Sustainable and Recyclable Polymers from CO2 and Lignin: Enabling Waste to Wealth Transformation

Abstract

Abstract The fast expansion of the plastics industry has intensified the global crisis of plastic waste pollution, ecological imbalance, and greenhouse gas emissions. This work highlights the conversion method of chaining up greenhouse gas CO2 with biomass lignin to develop new sustainable, recyclable polymers from abundant and non-food based renewable resources. A CO2 and lignin-based cyclic carbonate monomer has been synthesized using a cost-effective, non-phosgene-based and greener approach under atmospheric pressure and room temperature. The fully controllable synthesis of CO2 and lignin-based polymers is accomplished via ring opening polymerization (ROP) by varying the catalyst [1, 8-diazabicyclo (5.4.0) undec-7-ene (DBU), and 1, 5, 7-triazabicyclo [4.4.0] dec-5-ene (TBD)], catalyst loading (0.5–5.0%) and reaction time (2–40 min).

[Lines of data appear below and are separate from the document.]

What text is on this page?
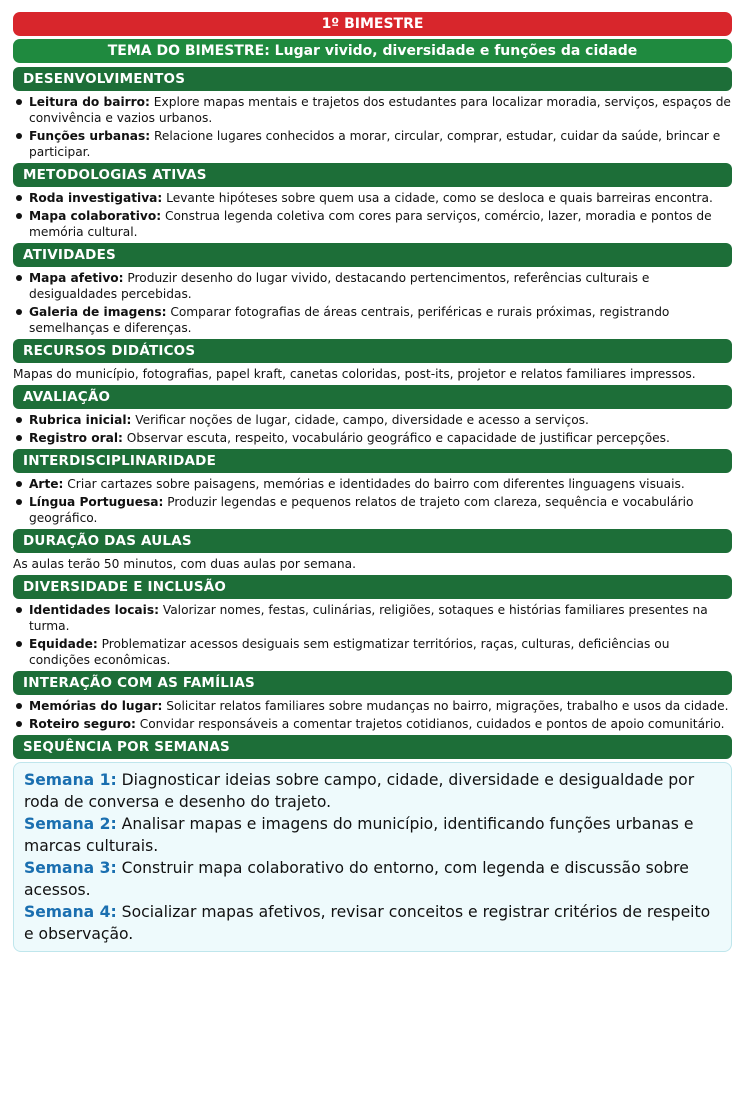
1º BIMESTRE
TEMA DO BIMESTRE: Lugar vivido, diversidade e funções da cidade
DESENVOLVIMENTOS
Leitura do bairro: Explore mapas mentais e trajetos dos estudantes para localizar moradia, serviços, espaços de convivência e vazios urbanos.
Funções urbanas: Relacione lugares conhecidos a morar, circular, comprar, estudar, cuidar da saúde, brincar e participar.
METODOLOGIAS ATIVAS
Roda investigativa: Levante hipóteses sobre quem usa a cidade, como se desloca e quais barreiras encontra.
Mapa colaborativo: Construa legenda coletiva com cores para serviços, comércio, lazer, moradia e pontos de memória cultural.
ATIVIDADES
Mapa afetivo: Produzir desenho do lugar vivido, destacando pertencimentos, referências culturais e desigualdades percebidas.
Galeria de imagens: Comparar fotografias de áreas centrais, periféricas e rurais próximas, registrando semelhanças e diferenças.
RECURSOS DIDÁTICOS

Mapas do município, fotografias, papel kraft, canetas coloridas, post-its, projetor e relatos familiares impressos.

AVALIAÇÃO
Rubrica inicial: Verificar noções de lugar, cidade, campo, diversidade e acesso a serviços.
Registro oral: Observar escuta, respeito, vocabulário geográfico e capacidade de justificar percepções.
INTERDISCIPLINARIDADE
Arte: Criar cartazes sobre paisagens, memórias e identidades do bairro com diferentes linguagens visuais.
Língua Portuguesa: Produzir legendas e pequenos relatos de trajeto com clareza, sequência e vocabulário geográfico.
DURAÇÃO DAS AULAS

As aulas terão 50 minutos, com duas aulas por semana.

DIVERSIDADE E INCLUSÃO
Identidades locais: Valorizar nomes, festas, culinárias, religiões, sotaques e histórias familiares presentes na turma.
Equidade: Problematizar acessos desiguais sem estigmatizar territórios, raças, culturas, deficiências ou condições econômicas.
INTERAÇÃO COM AS FAMÍLIAS
Memórias do lugar: Solicitar relatos familiares sobre mudanças no bairro, migrações, trabalho e usos da cidade.
Roteiro seguro: Convidar responsáveis a comentar trajetos cotidianos, cuidados e pontos de apoio comunitário.
SEQUÊNCIA POR SEMANAS
Semana 1: Diagnosticar ideias sobre campo, cidade, diversidade e desigualdade por roda de conversa e desenho do trajeto.
Semana 2: Analisar mapas e imagens do município, identificando funções urbanas e marcas culturais.
Semana 3: Construir mapa colaborativo do entorno, com legenda e discussão sobre acessos.
Semana 4: Socializar mapas afetivos, revisar conceitos e registrar critérios de respeito e observação.
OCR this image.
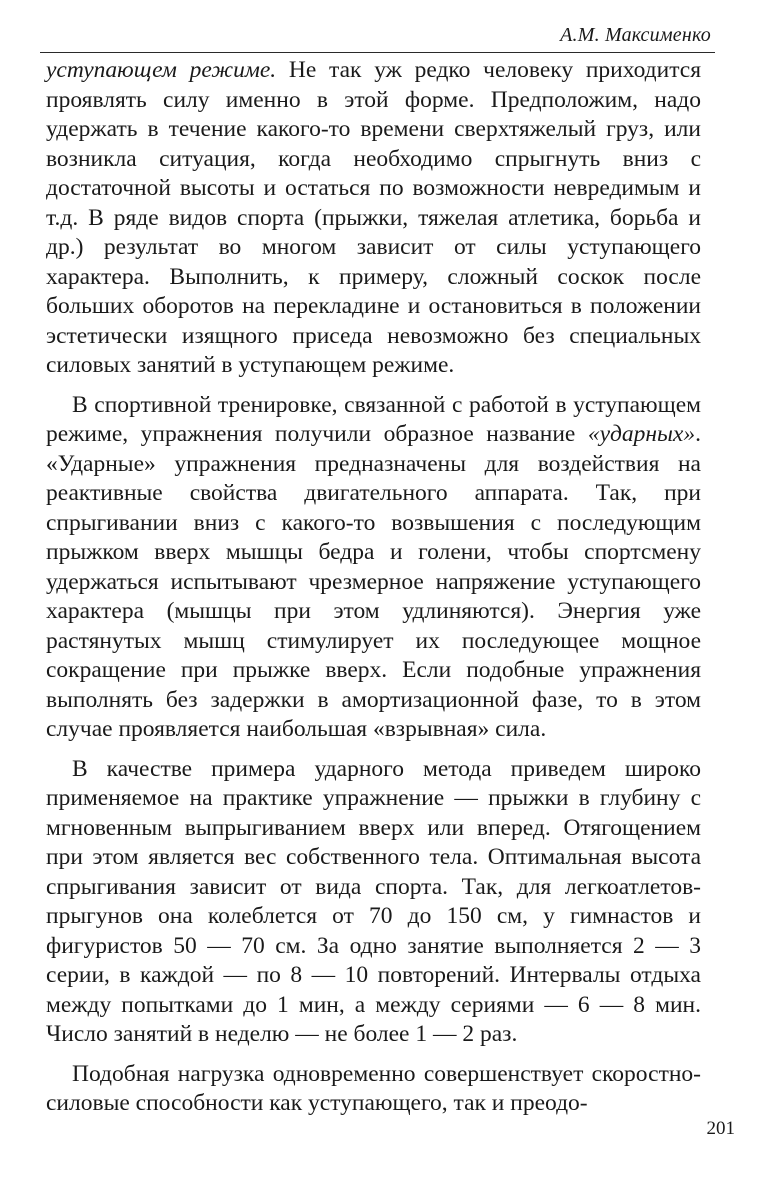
А.М. Максименко

уступающем режиме. Не так уж редко человеку приходится проявлять силу именно в этой форме. Предположим, надо удержать в течение какого-то времени сверхтяжелый груз, или возникла ситуация, когда необходимо спрыгнуть вниз с достаточной высоты и остаться по возможности невредимым и т.д. В ряде видов спорта (прыжки, тяжелая атлетика, борьба и др.) результат во многом зависит от силы уступающего характера. Выполнить, к примеру, сложный соскок после больших оборотов на перекладине и остановиться в положении эстетически изящного приседа невозможно без специальных силовых занятий в уступающем режиме.

В спортивной тренировке, связанной с работой в уступающем режиме, упражнения получили образное название «ударных». «Ударные» упражнения предназначены для воздействия на реактивные свойства двигательного аппарата. Так, при спрыгивании вниз с какого-то возвышения с последующим прыжком вверх мышцы бедра и голени, чтобы спортсмену удержаться испытывают чрезмерное напряжение уступающего характера (мышцы при этом удлиняются). Энергия уже растянутых мышц стимулирует их последующее мощное сокращение при прыжке вверх. Если подобные упражнения выполнять без задержки в амортизационной фазе, то в этом случае проявляется наибольшая «взрывная» сила.

В качестве примера ударного метода приведем широко применяемое на практике упражнение — прыжки в глубину с мгновенным выпрыгиванием вверх или вперед. Отягощением при этом является вес собственного тела. Оптимальная высота спрыгивания зависит от вида спорта. Так, для легкоатлетов-прыгунов она колеблется от 70 до 150 см, у гимнастов и фигуристов 50 — 70 см. За одно занятие выполняется 2 — 3 серии, в каждой — по 8 — 10 повторений. Интервалы отдыха между попытками до 1 мин, а между сериями — 6 — 8 мин. Число занятий в неделю — не более 1 — 2 раз.

Подобная нагрузка одновременно совершенствует скоростно-силовые способности как уступающего, так и преодо-

201
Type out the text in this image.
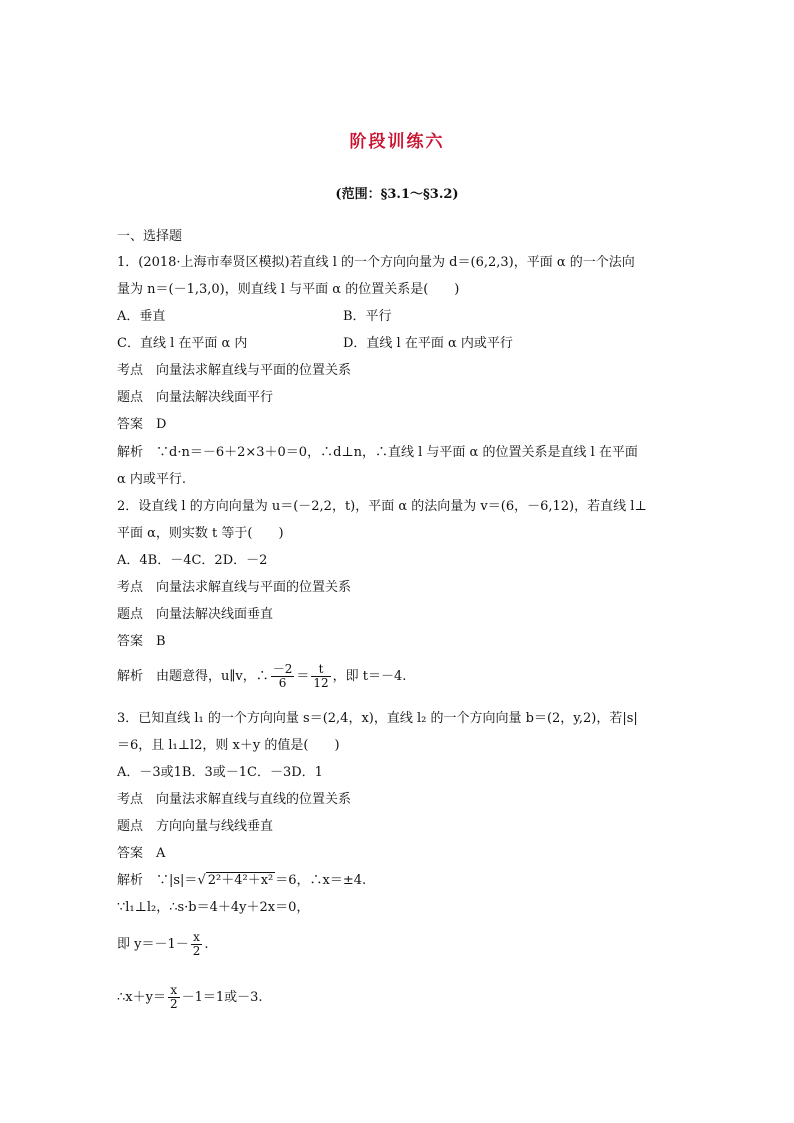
阶段训练六
(范围：§3.1～§3.2)
一、选择题
1．(2018·上海市奉贤区模拟)若直线 l 的一个方向向量为 d＝(6,2,3)，平面 α 的一个法向
量为 n＝(－1,3,0)，则直线 l 与平面 α 的位置关系是(　　)
A．垂直	B．平行
C．直线 l 在平面 α 内	D．直线 l 在平面 α 内或平行
考点　向量法求解直线与平面的位置关系
题点　向量法解决线面平行
答案　D
解析　∵d·n＝－6＋2×3＋0＝0，∴d⊥n，∴直线 l 与平面 α 的位置关系是直线 l 在平面
α 内或平行.
2．设直线 l 的方向向量为 u＝(－2,2，t)，平面 α 的法向量为 v＝(6，－6,12)，若直线 l⊥
平面 α，则实数 t 等于(　　)
A．4B．－4C．2D．－2
考点　向量法求解直线与平面的位置关系
题点　向量法解决线面垂直
答案　B
解析　由题意得，u∥v，∴ $\frac{-2}{6} = \frac{t}{12}$ ，即 t＝－4.
3．已知直线 l₁ 的一个方向向量 s＝(2,4，x)，直线 l₂ 的一个方向向量 b＝(2，y,2)，若|s|
＝6，且 l₁⊥l2，则 x＋y 的值是(　　)
A．－3或1B．3或－1C．－3D．1
考点　向量法求解直线与直线的位置关系
题点　方向向量与线线垂直
答案　A
解析　∵|s|＝√ 2²＋4²＋x² ＝6，∴x＝±4.
∵l₁⊥l₂，∴s·b＝4＋4y＋2x＝0，
即 $y=-1- \frac{x}{2}$ .
∴x＋y＝ $\frac{x}{2} -1=1$或－3.
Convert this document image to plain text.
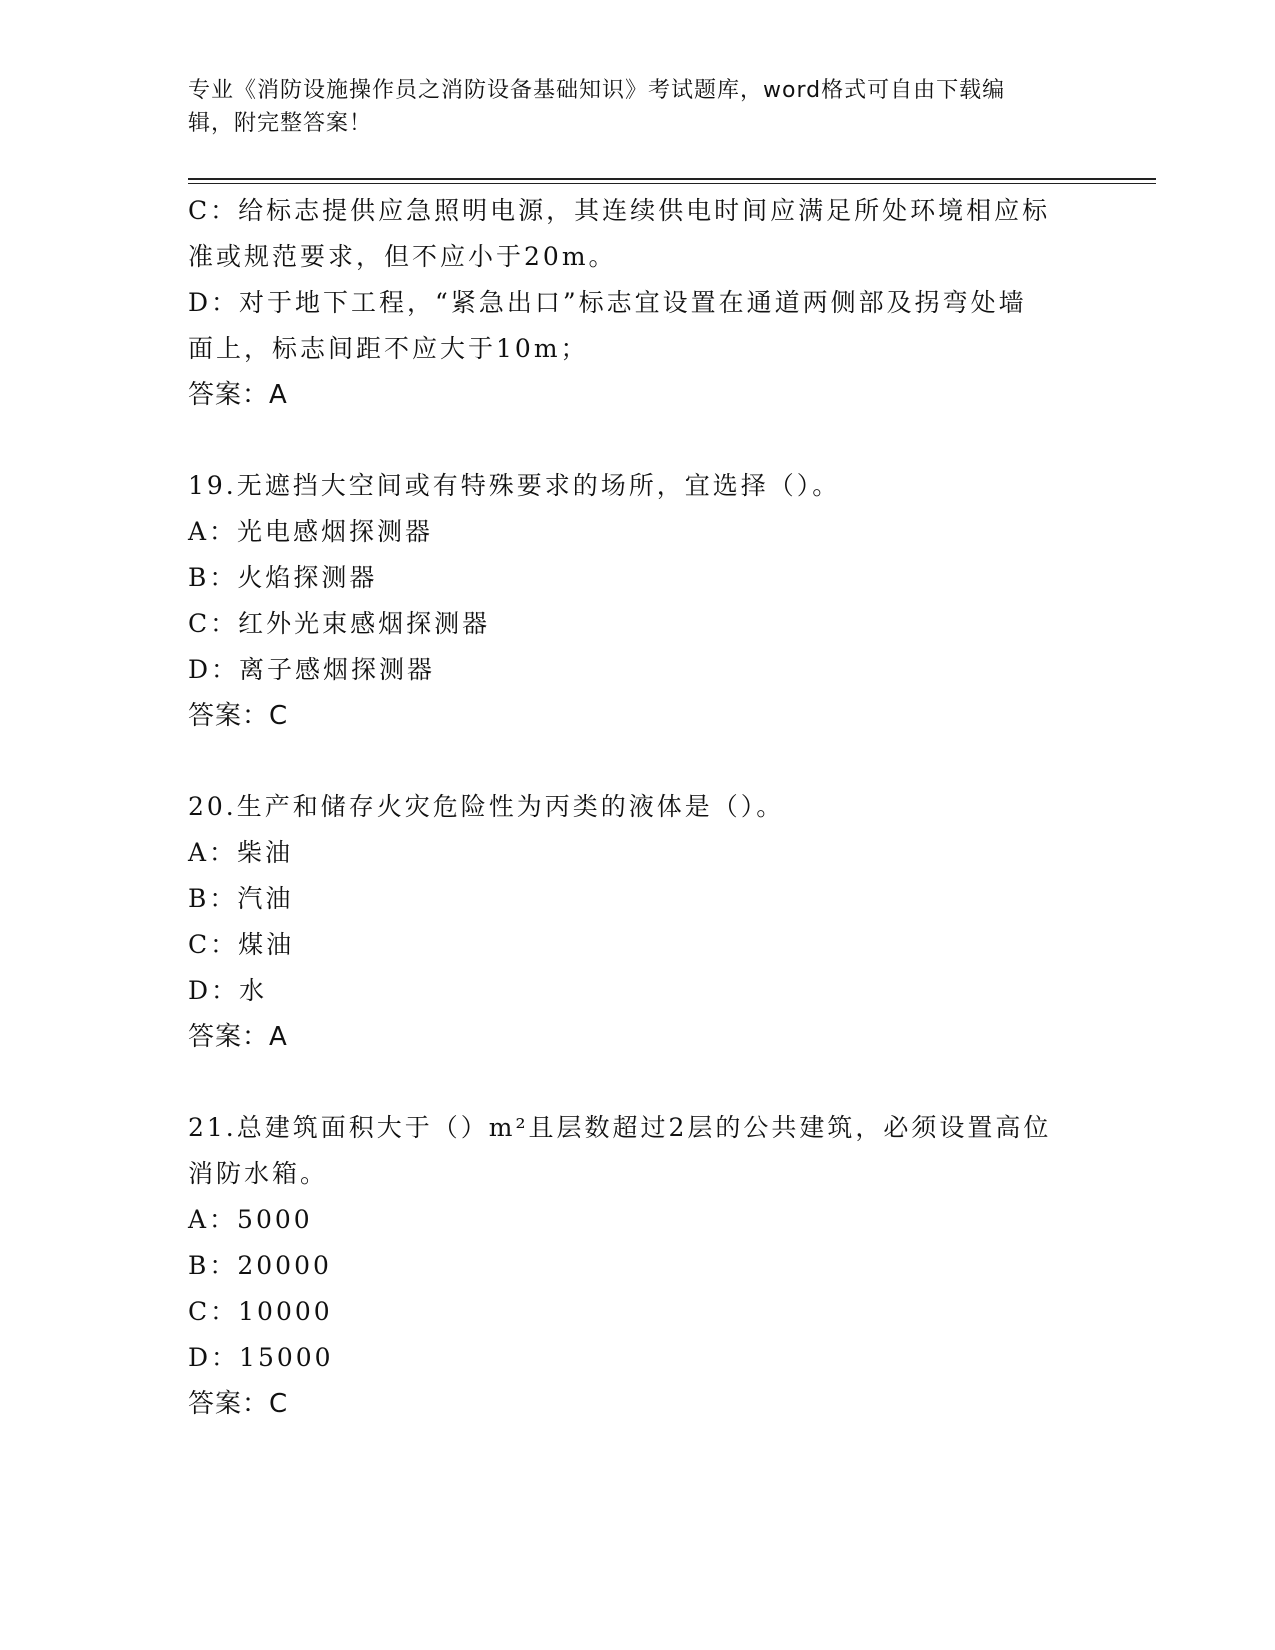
专业《消防设施操作员之消防设备基础知识》考试题库，word格式可自由下载编
辑，附完整答案！
C：给标志提供应急照明电源，其连续供电时间应满足所处环境相应标
准或规范要求，但不应小于20m。
D：对于地下工程，“紧急出口”标志宜设置在通道两侧部及拐弯处墙
面上，标志间距不应大于10m；
答案：A
19.无遮挡大空间或有特殊要求的场所，宜选择（）。
A：光电感烟探测器
B：火焰探测器
C：红外光束感烟探测器
D：离子感烟探测器
答案：C
20.生产和储存火灾危险性为丙类的液体是（）。
A：柴油
B：汽油
C：煤油
D：水
答案：A
21.总建筑面积大于（）m²且层数超过2层的公共建筑，必须设置高位
消防水箱。
A：5000
B：20000
C：10000
D：15000
答案：C
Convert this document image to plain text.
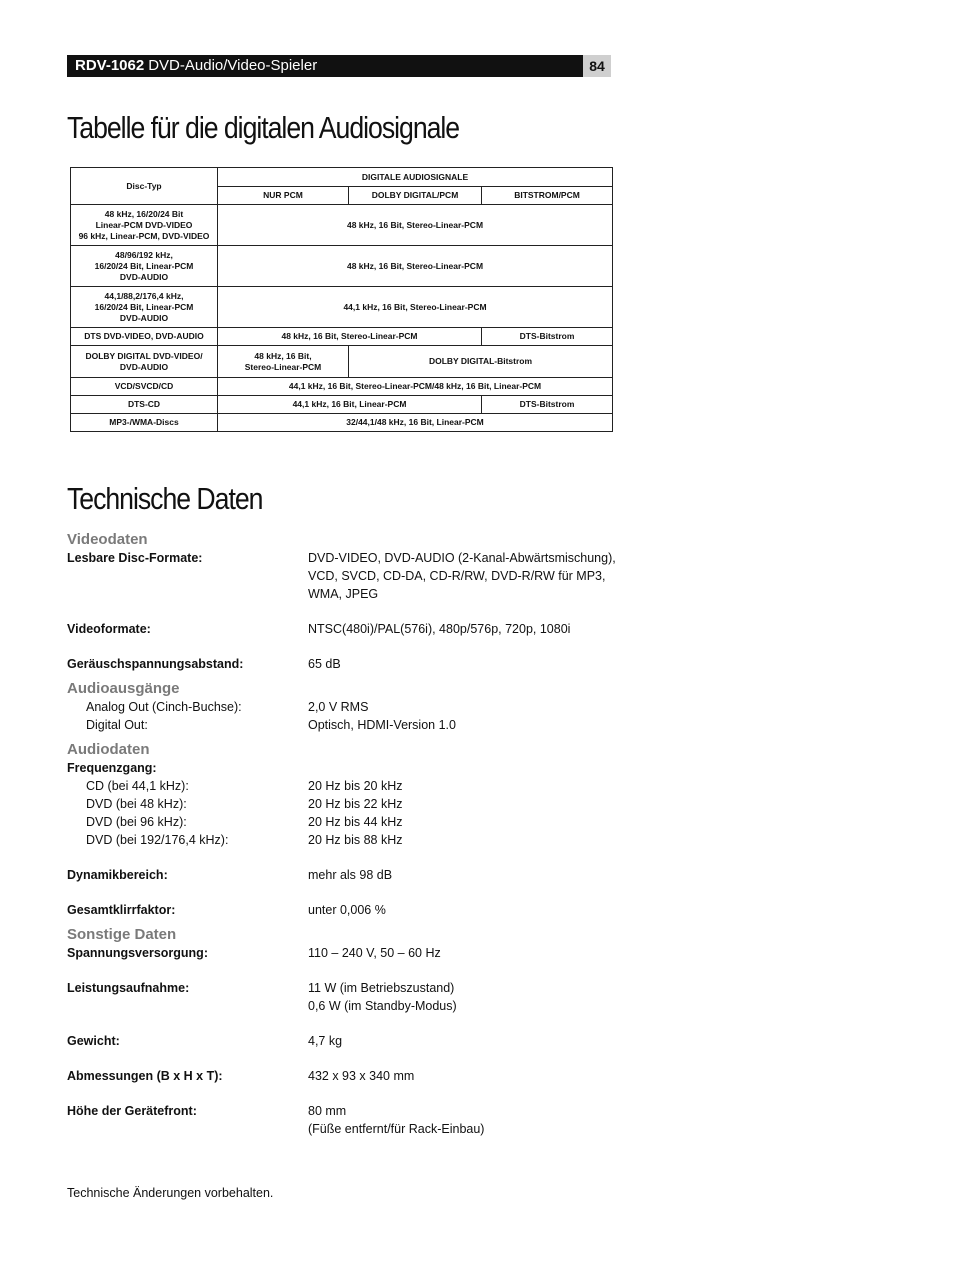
RDV-1062 DVD-Audio/Video-Spieler	84
Tabelle für die digitalen Audiosignale
Disc-Typ	DIGITALE AUDIOSIGNALE		
	NUR PCM	DOLBY DIGITAL/PCM	BITSTROM/PCM
48 kHz, 16/20/24 Bit
Linear-PCM DVD-VIDEO
96 kHz, Linear-PCM, DVD-VIDEO	48 kHz, 16 Bit, Stereo-Linear-PCM		
48/96/192 kHz,
16/20/24 Bit, Linear-PCM
DVD-AUDIO	48 kHz, 16 Bit, Stereo-Linear-PCM		
44,1/88,2/176,4 kHz,
16/20/24 Bit, Linear-PCM
DVD-AUDIO	44,1 kHz, 16 Bit, Stereo-Linear-PCM		
DTS DVD-VIDEO, DVD-AUDIO	48 kHz, 16 Bit, Stereo-Linear-PCM		DTS-Bitstrom
DOLBY DIGITAL DVD-VIDEO/
DVD-AUDIO	48 kHz, 16 Bit,
Stereo-Linear-PCM	DOLBY DIGITAL-Bitstrom	
VCD/SVCD/CD	44,1 kHz, 16 Bit, Stereo-Linear-PCM/48 kHz, 16 Bit, Linear-PCM		
DTS-CD	44,1 kHz, 16 Bit, Linear-PCM		DTS-Bitstrom
MP3-/WMA-Discs	32/44,1/48 kHz, 16 Bit, Linear-PCM		
Technische Daten
Videodaten
Lesbare Disc-Formate:	DVD-VIDEO, DVD-AUDIO (2-Kanal-Abwärtsmischung),
VCD, SVCD, CD-DA, CD-R/RW, DVD-R/RW für MP3,
WMA, JPEG
Videoformate:	NTSC(480i)/PAL(576i), 480p/576p, 720p, 1080i
Geräuschspannungsabstand:	65 dB
Audioausgänge
Analog Out (Cinch-Buchse):	2,0 V RMS
Digital Out:	Optisch, HDMI-Version 1.0
Audiodaten
Frequenzgang:
CD (bei 44,1 kHz):	20 Hz bis 20 kHz
DVD (bei 48 kHz):	20 Hz bis 22 kHz
DVD (bei 96 kHz):	20 Hz bis 44 kHz
DVD (bei 192/176,4 kHz):	20 Hz bis 88 kHz
Dynamikbereich:	mehr als 98 dB
Gesamtklirrfaktor:	unter 0,006 %
Sonstige Daten
Spannungsversorgung:	110 – 240 V, 50 – 60 Hz
Leistungsaufnahme:	11 W (im Betriebszustand)
0,6 W (im Standby-Modus)
Gewicht:	4,7 kg
Abmessungen (B x H x T):	432 x 93 x 340 mm
Höhe der Gerätefront:	80 mm
(Füße entfernt/für Rack-Einbau)
Technische Änderungen vorbehalten.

Among the polymers, the best polymer obtained in 1% TBD with a reaction time of 30 minutes. The structural elucidations of the synthesized cyclic carbonate monomer and polymer are established using various spectroscopic analyses including 1H, 13C, and 2D HSQC NMR, FT-IR, and GPC. The high molecular weights (Mn: 120.34–154.58 kDa) and excellent thermal stabilities (Td5%: 244–277 ºC from TGA and Tg: 33–52 ºC from DSC) of the polymers are advantageous for practical applications. Significantly, the CO2 and lignin-based polymers have successfully recycled to the monomer for a circular plastic economy by heating at 90 ºC for 12 hours in presence of DBU. This process yields original structure of monomers that can be used for another polymerization without unwanted change of chemical structures, making it a sustainable solution. Therefore, this work illustrates an innovative hybrid approach of both the synthesis of 100% biomass-based polymer and infinite closed-loop recycling of polymer-monomer using abundant renewable resources, that further leads to a sustainable circular plastic economy alternative to the linear petroleum-based polymers.